Biddle, Stephen. "The New Way of War? Debating the Kosovo Model". Foreign Affairs, Vol.81, No.3 (2002): 138-144.
- This article is a review of 'War over Kosovo' edited by Andrew Bacevich and Elliot Cohen, 'NATO's Air War for Kosovo' by Benjamin Lambeth, and 'Why Milošević Decided to Settle When He Did" by Stephen Hosmer.
- The Kosovar War represents a demonstration of the new American military culture to rise in the aftermath of the Cold War, where American military presence is now used on areas that are not existential threats, but do represent legitimate security interests, as in preventing another genocide in the Balkans (139).
- American policymakers have to deal with the fact that Americans do not generally support foreign intervention, especially if other countries do not pose a threat to the United States. President Clinton's solution to this problem, as demonstrated in the Kosovo War, was to make intervention cheap and relatively bloodless to avoid public outcry (139).
- This was done by deploying air power rather than ground forces, working within international coalitions, and obscuring the American role in these conflicts in the media. The advent of precision bombing was particularly important because it allows for targetted air attacks with minimal collateral damage (139).
- This strategy was also demonstrated in the US and British actions in Iraq in the 1990s to maintain the no-fly zone, which allowed American forces to achieve strategic objectives without risking casualties that would have endangered popular support for the American military presence (139).
- Some practical issues with the 'Kosovo Model' are that it likely will not work against guerilla forces and other enemies without key infrastructure that can be attacked and destroyed. Its application is thus limited to minor state adversaries of the USA (139).
- The 'Kosovo Model' seems to have failed the US in Afghanistan, where the focus on a heavy air presence with minimum numbers of ground troops has reduced casualties at the cost of making counter-insurgency operations ineffective. In Afghanistan, the dependence on local allies for ground combat roles allowed senior Al Qaeda commanders to escape because of the corruption or complicity of those local allies (143).
- Some raise concerns that the strategy of keeping wars small and manageable to avoid public disapproval or scrutiny is contrary to American values. This may create a military culture that seeks to avoid public scrutiny. It also involves many practices that are unpopular because they are seen as cruel to the civilian population, such as destroying electrical grid and key infrastructure (139-140).
- The applicability of the 'Kosovo Model' is also limited in the aftermath of the 9/11 attacks, since the American public is now willing to shoulder casualties to accomplish American security goals abroad. At this point, the combination of a major air presence and a minimum ground presence may reduce mission effectiveness to reduce casualties at a time when casualty reduction is less important (144).

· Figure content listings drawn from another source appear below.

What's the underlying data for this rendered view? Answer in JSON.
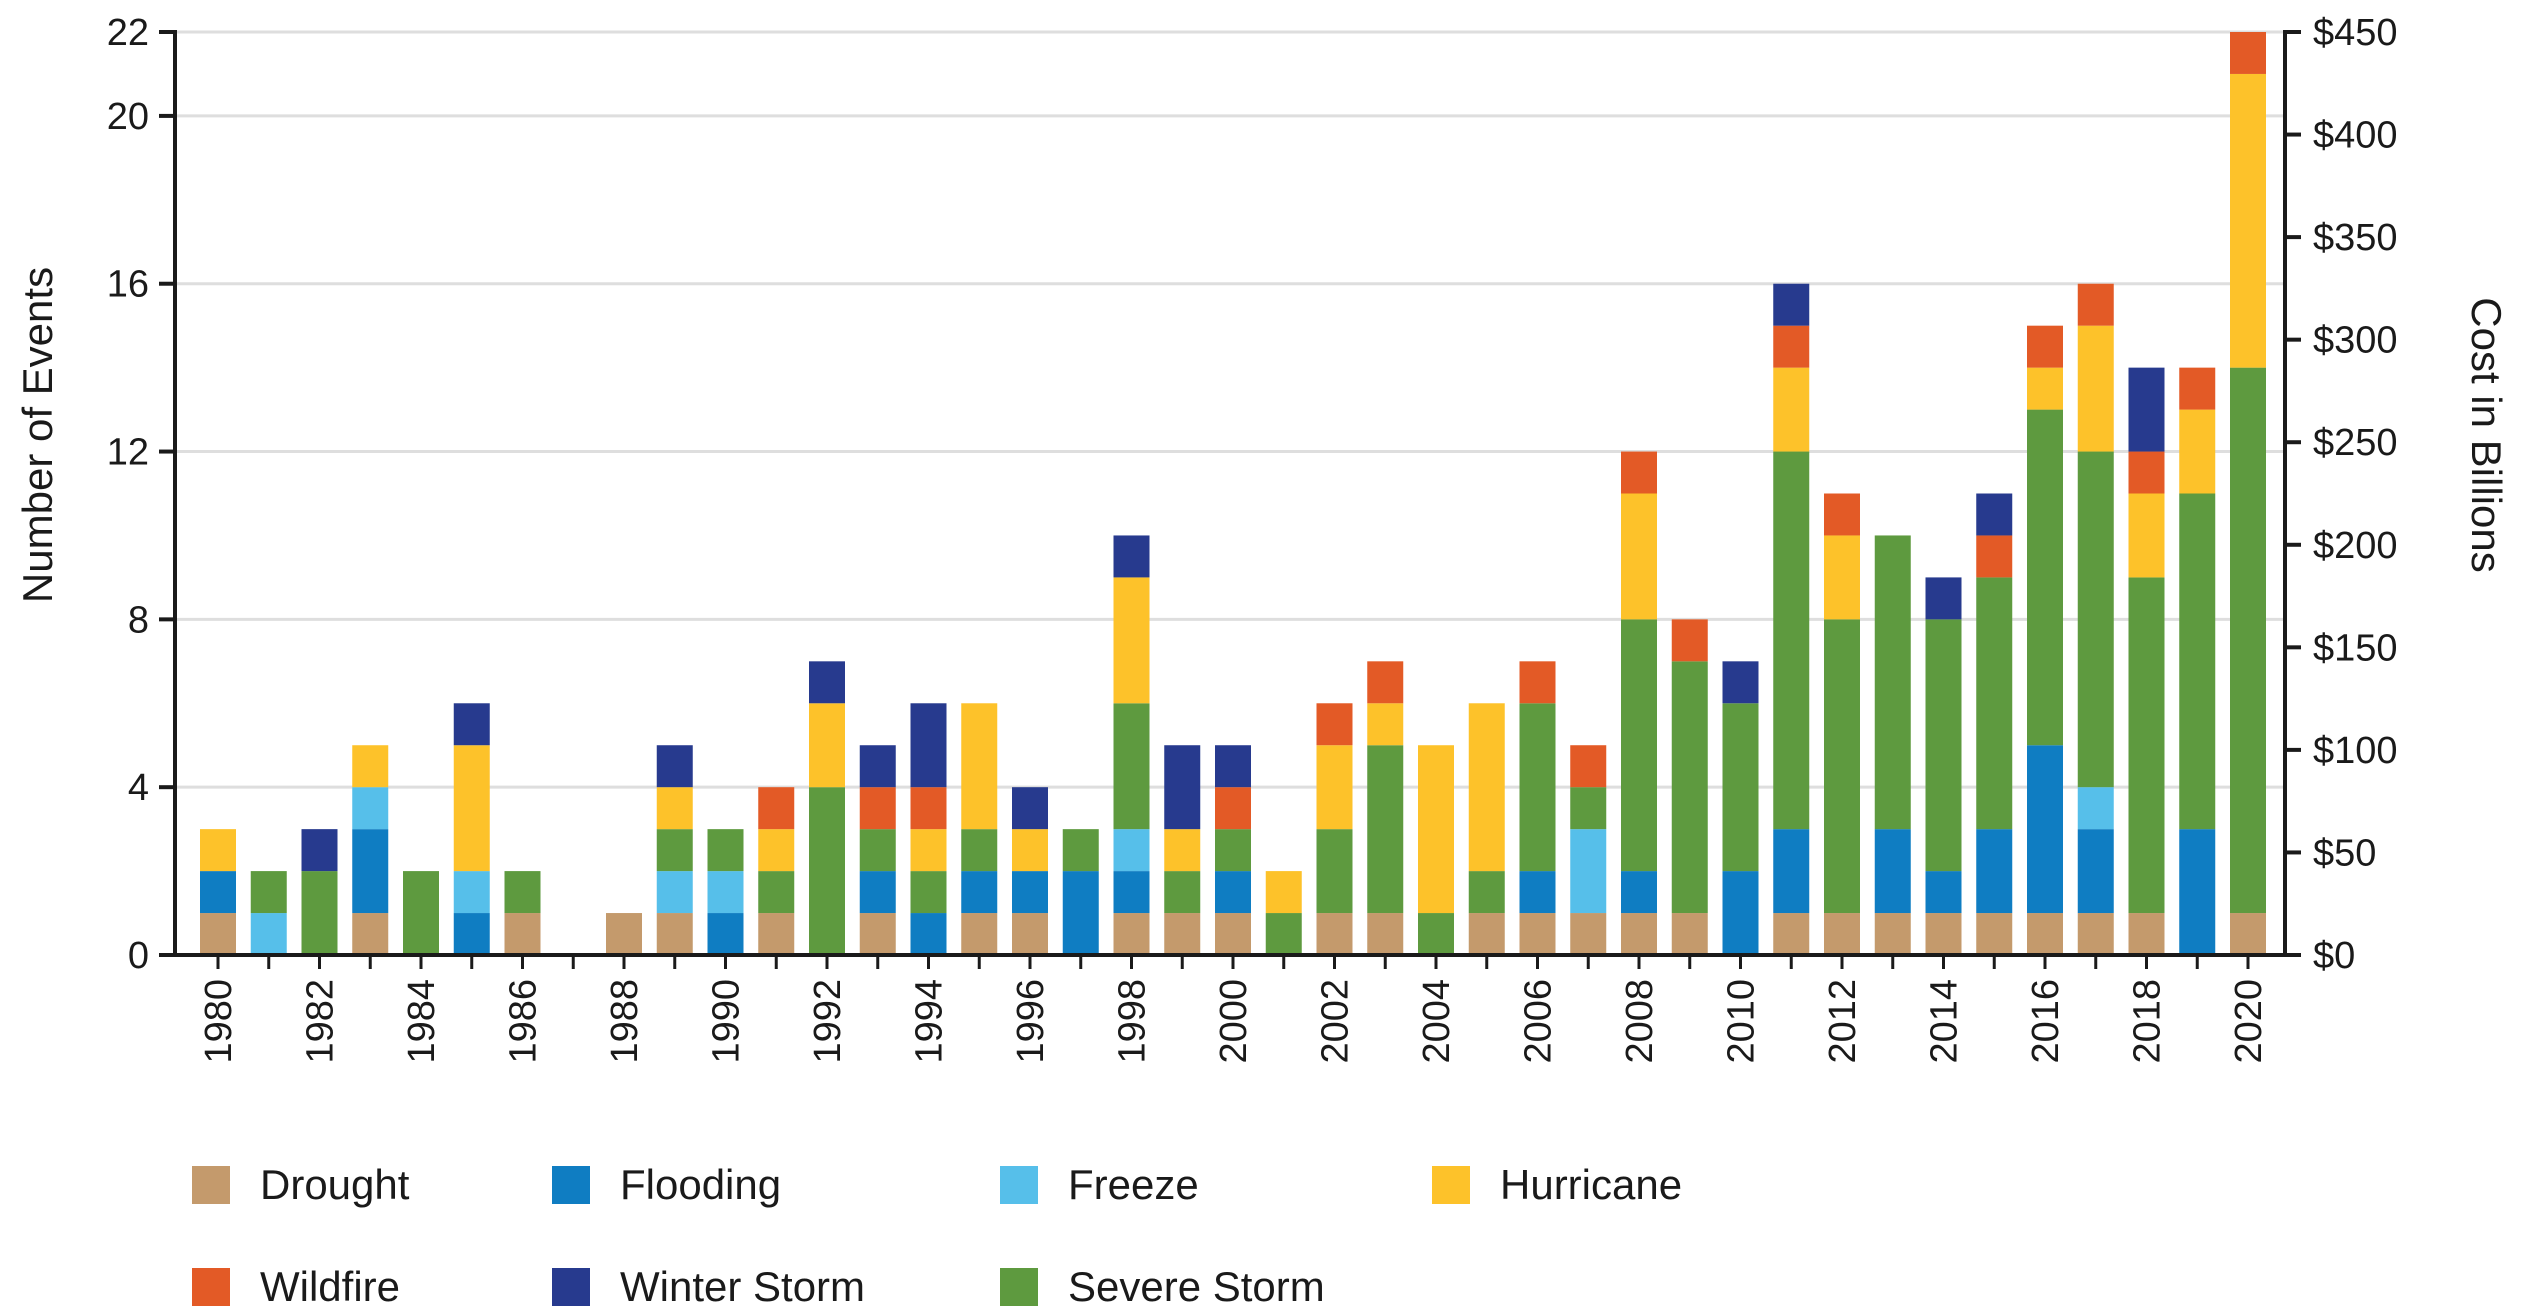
{
  "chart_data": {
    "type": "bar",
    "stacked": true,
    "ylabel": "Number of Events",
    "y2label": "Cost in Billions",
    "ylim": [
      0,
      22
    ],
    "y_ticks": [
      0,
      4,
      8,
      12,
      16,
      20,
      22
    ],
    "y2lim": [
      0,
      450
    ],
    "y2_ticks": [
      "$0",
      "$50",
      "$100",
      "$150",
      "$200",
      "$250",
      "$300",
      "$350",
      "$400",
      "$450"
    ],
    "grid": "horizontal",
    "legend_position": "bottom",
    "categories": [
      1980,
      1981,
      1982,
      1983,
      1984,
      1985,
      1986,
      1987,
      1988,
      1989,
      1990,
      1991,
      1992,
      1993,
      1994,
      1995,
      1996,
      1997,
      1998,
      1999,
      2000,
      2001,
      2002,
      2003,
      2004,
      2005,
      2006,
      2007,
      2008,
      2009,
      2010,
      2011,
      2012,
      2013,
      2014,
      2015,
      2016,
      2017,
      2018,
      2019,
      2020
    ],
    "x_tick_labels": [
      "1980",
      "1982",
      "1984",
      "1986",
      "1988",
      "1990",
      "1992",
      "1994",
      "1996",
      "1998",
      "2000",
      "2002",
      "2004",
      "2006",
      "2008",
      "2010",
      "2012",
      "2014",
      "2016",
      "2018",
      "2020"
    ],
    "series": [
      {
        "name": "Drought",
        "color": "#c49a6c",
        "values": [
          1,
          0,
          0,
          1,
          0,
          0,
          1,
          0,
          1,
          1,
          0,
          1,
          0,
          1,
          0,
          1,
          1,
          0,
          1,
          1,
          1,
          0,
          1,
          1,
          0,
          1,
          1,
          1,
          1,
          1,
          0,
          1,
          1,
          1,
          1,
          1,
          1,
          1,
          1,
          0,
          1
        ]
      },
      {
        "name": "Flooding",
        "color": "#0f7dc2",
        "values": [
          1,
          0,
          0,
          2,
          0,
          1,
          0,
          0,
          0,
          0,
          1,
          0,
          0,
          1,
          1,
          1,
          1,
          2,
          1,
          0,
          1,
          0,
          0,
          0,
          0,
          0,
          1,
          0,
          1,
          0,
          2,
          2,
          0,
          2,
          1,
          2,
          4,
          2,
          0,
          3,
          0
        ]
      },
      {
        "name": "Freeze",
        "color": "#56bfea",
        "values": [
          0,
          1,
          0,
          1,
          0,
          1,
          0,
          0,
          0,
          1,
          1,
          0,
          0,
          0,
          0,
          0,
          0,
          0,
          1,
          0,
          0,
          0,
          0,
          0,
          0,
          0,
          0,
          2,
          0,
          0,
          0,
          0,
          0,
          0,
          0,
          0,
          0,
          1,
          0,
          0,
          0
        ]
      },
      {
        "name": "Severe Storm",
        "color": "#5e9a3f",
        "values": [
          0,
          1,
          2,
          0,
          2,
          0,
          1,
          0,
          0,
          1,
          1,
          1,
          4,
          1,
          1,
          1,
          0,
          1,
          3,
          1,
          1,
          1,
          2,
          4,
          1,
          1,
          4,
          1,
          6,
          6,
          4,
          9,
          7,
          7,
          6,
          6,
          8,
          8,
          8,
          8,
          13
        ]
      },
      {
        "name": "Hurricane",
        "color": "#fdc22a",
        "values": [
          1,
          0,
          0,
          1,
          0,
          3,
          0,
          0,
          0,
          1,
          0,
          1,
          2,
          0,
          1,
          3,
          1,
          0,
          3,
          1,
          0,
          1,
          2,
          1,
          4,
          4,
          0,
          0,
          3,
          0,
          0,
          2,
          2,
          0,
          0,
          0,
          1,
          3,
          2,
          2,
          7
        ]
      },
      {
        "name": "Wildfire",
        "color": "#e35a26",
        "values": [
          0,
          0,
          0,
          0,
          0,
          0,
          0,
          0,
          0,
          0,
          0,
          1,
          0,
          1,
          1,
          0,
          0,
          0,
          0,
          0,
          1,
          0,
          1,
          1,
          0,
          0,
          1,
          1,
          1,
          1,
          0,
          1,
          1,
          0,
          0,
          1,
          1,
          1,
          1,
          1,
          1
        ]
      },
      {
        "name": "Winter Storm",
        "color": "#273a8e",
        "values": [
          0,
          0,
          1,
          0,
          0,
          1,
          0,
          0,
          0,
          1,
          0,
          0,
          1,
          1,
          2,
          0,
          1,
          0,
          1,
          2,
          1,
          0,
          0,
          0,
          0,
          0,
          0,
          0,
          0,
          0,
          1,
          1,
          0,
          0,
          1,
          1,
          0,
          0,
          2,
          0,
          0
        ]
      }
    ]
  },
  "legend": {
    "items": [
      {
        "label": "Drought",
        "color": "#c49a6c"
      },
      {
        "label": "Flooding",
        "color": "#0f7dc2"
      },
      {
        "label": "Freeze",
        "color": "#56bfea"
      },
      {
        "label": "Hurricane",
        "color": "#fdc22a"
      },
      {
        "label": "Wildfire",
        "color": "#e35a26"
      },
      {
        "label": "Winter Storm",
        "color": "#273a8e"
      },
      {
        "label": "Severe Storm",
        "color": "#5e9a3f"
      }
    ]
  }
}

- Although American victory over President Milošević has made the belief that wars can be won with only airpower axiomatic, for most the Kosovar War, the US was uncertain that the NATO coalition would be victorious (140).
- The exact reasons for President Milošević's surrender remain unclear, as scholars disagree about the actual impact of NATO bombing campaigns on Serbian political morale and the degree to which Serbian, and Russian, leadership believed that carpet bombing or a land invasion might have been imminent (143).
- Scholars point to different factor leading to NATO victory in the war, chief among them being the immense economic disruption caused by the NATO bombing campaign, the threat of a land invasion, and President Milošević's indictment for war crimes. The key elements for the success of the NATO air campaign was its ability to strike with impunity and indefinitely, as well as Serbian fears that the campaign would escalate (140-141).
- It remains unclear the degree to which the economic disruption caused by the NATO strategic bombing campaign influence the Serbian decision to capitulate in 1999. Economic sanctions and the collapse of the integrated Yugoslav economy caused hyperinflation, mass unemployment, mass impoverishment, and halved the size of the Serbian economy, but did not result in serious challenges to the Milošević government (141).
- The largest factor was likely the withdrawal of Russian support for the Milošević government, as Serbian surrendered several hours after Russian special envoy Viktor Chernomyrdin communicated the loss of Russian backing. The Russians seem to have promised President Milošević that they would form part of the peacekeeping force in northern Kosovo. Russia's position itself seems to have changed due to President Boris Yeltsin's belief that NATO was preparing a land invasion (142-143).
- Historically, aerial bombing campaigns have had limited success in forcing political settlements, as Allied bombing campaigns against Germany and Japan did not result in the capitulation of those countries nor did the American carpet bombing of North Korean cities (141).
- Some scholars have suggested that the precision bombing adopted by NATO meant that it created more political unrest, since it destroyed necessary infrastructure without living civilians so desperate and starving that they were unable to mount political protests to the war, as carpet bombing had (141).
- However, Serbian civilians and politicians both state that they expected the NATO bombing campaign to result in devastating amounts of civilian casualties, as would carpet bombing. The actual damage suffered by Serbian due to NATO bombing was minimal compared to carpet bombing, and it seems that the expectation of carpet bombing was a major contributor to the Serbian surrender (142).